Si l’islamisme est un danger pour la République, il l’est tout autant pour l’islam. Aussi les imams et théologiens musulmans ont-ils un rôle crucial à jouer. Il faut l’admettre, les attentats ont bien à voir avec l’islam, car ce sont certaines interprétations des textes religieux qui permettent de justifier ces crimes.

La théologie et la jurisprudence islamiques classiques telles qu’elles sont transmises depuis le Moyen Âge jusqu’aux instituts de formation actuels ne sont plus adaptées pour faire face aux défis contemporains. L’ère du suivisme aveugle des théologiens et juristes du passé (taqlîd) doit s’achever en ce XXIe siècle pour rouvrir les portes de l’interprétation des textes (ijtihâd). Le travail est titanesque, mais nous avons la chance de pouvoir nous appuyer sur de nombreux penseurs contemporains qui, depuis le XIXe siècle, ont entamé une refondation de la pensée religieuse de l’islam. L’intégration de l’apport des sciences humaines et sociales à l’enseignement religieux est la condition nécessaire pour faire vivre cet islam des Lumières, qui doit s’appuyer sur l’herméneutique et l’apprentissage de l’esprit critique.
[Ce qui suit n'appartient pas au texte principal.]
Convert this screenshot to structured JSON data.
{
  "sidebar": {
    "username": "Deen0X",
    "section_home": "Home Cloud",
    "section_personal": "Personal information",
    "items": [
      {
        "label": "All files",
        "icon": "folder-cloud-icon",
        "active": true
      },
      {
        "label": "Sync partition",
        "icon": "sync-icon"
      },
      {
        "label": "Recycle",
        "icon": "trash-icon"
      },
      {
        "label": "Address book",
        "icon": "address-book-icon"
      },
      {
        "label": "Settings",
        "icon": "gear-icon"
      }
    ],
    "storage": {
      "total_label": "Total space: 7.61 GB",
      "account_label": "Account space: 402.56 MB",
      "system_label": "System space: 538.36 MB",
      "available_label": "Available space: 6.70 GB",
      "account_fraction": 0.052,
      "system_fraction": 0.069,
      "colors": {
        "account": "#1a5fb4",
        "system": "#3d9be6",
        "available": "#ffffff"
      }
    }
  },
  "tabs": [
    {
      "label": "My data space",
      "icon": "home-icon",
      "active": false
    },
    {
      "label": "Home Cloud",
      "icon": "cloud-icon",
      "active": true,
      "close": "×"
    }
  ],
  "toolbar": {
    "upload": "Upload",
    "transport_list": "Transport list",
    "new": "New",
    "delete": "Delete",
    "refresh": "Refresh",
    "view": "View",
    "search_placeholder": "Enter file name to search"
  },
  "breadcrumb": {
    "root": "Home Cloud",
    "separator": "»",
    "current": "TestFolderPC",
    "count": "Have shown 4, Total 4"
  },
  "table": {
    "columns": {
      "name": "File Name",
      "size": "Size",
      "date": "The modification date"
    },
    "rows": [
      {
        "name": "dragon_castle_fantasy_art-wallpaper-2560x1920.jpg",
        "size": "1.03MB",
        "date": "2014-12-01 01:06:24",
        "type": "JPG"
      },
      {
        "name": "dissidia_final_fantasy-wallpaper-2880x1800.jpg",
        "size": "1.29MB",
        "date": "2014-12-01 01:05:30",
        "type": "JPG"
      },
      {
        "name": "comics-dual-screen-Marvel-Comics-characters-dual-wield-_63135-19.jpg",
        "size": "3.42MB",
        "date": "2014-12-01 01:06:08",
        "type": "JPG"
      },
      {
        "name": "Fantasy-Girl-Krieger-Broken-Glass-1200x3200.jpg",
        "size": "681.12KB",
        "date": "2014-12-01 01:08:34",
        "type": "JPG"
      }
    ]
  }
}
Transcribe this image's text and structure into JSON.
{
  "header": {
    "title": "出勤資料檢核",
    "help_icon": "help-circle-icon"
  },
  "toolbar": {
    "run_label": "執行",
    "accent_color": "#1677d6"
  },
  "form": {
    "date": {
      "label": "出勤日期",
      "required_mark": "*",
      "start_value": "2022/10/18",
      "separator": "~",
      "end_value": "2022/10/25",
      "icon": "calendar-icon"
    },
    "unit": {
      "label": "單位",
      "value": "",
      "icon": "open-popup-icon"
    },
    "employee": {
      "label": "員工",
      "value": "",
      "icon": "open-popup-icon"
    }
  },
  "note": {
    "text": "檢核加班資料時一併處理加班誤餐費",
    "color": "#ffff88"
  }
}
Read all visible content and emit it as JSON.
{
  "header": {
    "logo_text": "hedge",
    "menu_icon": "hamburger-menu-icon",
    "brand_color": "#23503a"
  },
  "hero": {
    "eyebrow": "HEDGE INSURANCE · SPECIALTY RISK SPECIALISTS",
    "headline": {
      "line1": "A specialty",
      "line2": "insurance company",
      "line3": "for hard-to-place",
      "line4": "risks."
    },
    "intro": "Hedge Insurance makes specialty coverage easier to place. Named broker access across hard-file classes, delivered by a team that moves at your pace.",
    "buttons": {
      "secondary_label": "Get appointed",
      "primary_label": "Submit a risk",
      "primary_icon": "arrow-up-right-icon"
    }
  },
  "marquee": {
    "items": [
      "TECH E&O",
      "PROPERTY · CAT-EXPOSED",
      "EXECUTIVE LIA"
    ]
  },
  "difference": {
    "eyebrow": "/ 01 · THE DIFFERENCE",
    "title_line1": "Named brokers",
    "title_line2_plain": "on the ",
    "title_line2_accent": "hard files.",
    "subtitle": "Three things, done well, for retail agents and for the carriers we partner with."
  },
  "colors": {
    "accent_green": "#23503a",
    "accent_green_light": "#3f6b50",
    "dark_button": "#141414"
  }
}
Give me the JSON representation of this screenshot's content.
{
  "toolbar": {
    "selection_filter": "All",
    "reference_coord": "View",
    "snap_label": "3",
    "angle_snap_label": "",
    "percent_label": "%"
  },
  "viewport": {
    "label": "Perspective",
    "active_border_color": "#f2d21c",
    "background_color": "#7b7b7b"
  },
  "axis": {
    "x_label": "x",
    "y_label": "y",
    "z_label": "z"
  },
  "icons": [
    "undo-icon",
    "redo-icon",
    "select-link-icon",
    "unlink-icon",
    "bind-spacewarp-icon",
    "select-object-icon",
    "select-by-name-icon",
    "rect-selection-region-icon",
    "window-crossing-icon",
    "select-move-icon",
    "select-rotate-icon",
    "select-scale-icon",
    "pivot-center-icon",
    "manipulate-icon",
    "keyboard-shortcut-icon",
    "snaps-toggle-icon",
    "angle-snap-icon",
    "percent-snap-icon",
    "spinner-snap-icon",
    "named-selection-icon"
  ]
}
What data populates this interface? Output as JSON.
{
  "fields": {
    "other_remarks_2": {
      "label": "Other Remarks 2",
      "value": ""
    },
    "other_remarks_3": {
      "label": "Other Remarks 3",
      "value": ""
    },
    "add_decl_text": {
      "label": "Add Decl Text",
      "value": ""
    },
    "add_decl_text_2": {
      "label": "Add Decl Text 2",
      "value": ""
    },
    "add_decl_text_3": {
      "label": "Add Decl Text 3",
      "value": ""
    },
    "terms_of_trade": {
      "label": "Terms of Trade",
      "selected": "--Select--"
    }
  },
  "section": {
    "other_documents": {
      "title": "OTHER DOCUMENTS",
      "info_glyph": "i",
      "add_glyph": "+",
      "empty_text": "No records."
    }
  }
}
Il est temps d’oser débattre sur les questions les plus épineuses de l’islam : la contextualisation des concepts de mécréance (kufr) et de polythéisme (shirk) ; l’interprétation des textes en faveur de l’égalité hommes-femmes ; l’acceptation de l’homosexualité et de l’apostasie ; la refondation du discours sur la sexualité, la pudeur, la mixité hommes-femmes et celle entre les différentes cultures et convictions ; la nature du Coran ; le statut de la Parole divine face à la liberté humaine ; et surtout la place du Prophète Muhammad, dont la sacralisation est la cause du rejet des caricatures et de ses cruelles conséquences.

Pour contrer efficacement l’islamisme, il faut entrer dans un nouveau paradigme théologique et normatif. Former les imams en France n’aura de sens que si cet enseignement cesse de véhiculer des interprétations dépassées en les disqualifiant en amont pour éviter qu’elles ne servent à justifier des actes barbares. Cela implique parallèlement un important travail de pédagogie, en particulier auprès de la jeunesse musulmane, pour faire comprendre qu’il ne s’agit pas de détruire la foi, mais de changer de méthodologie pour relire les textes de l’islam avec raison et désamorcer tout argument permettant de justifier l’injustifiable.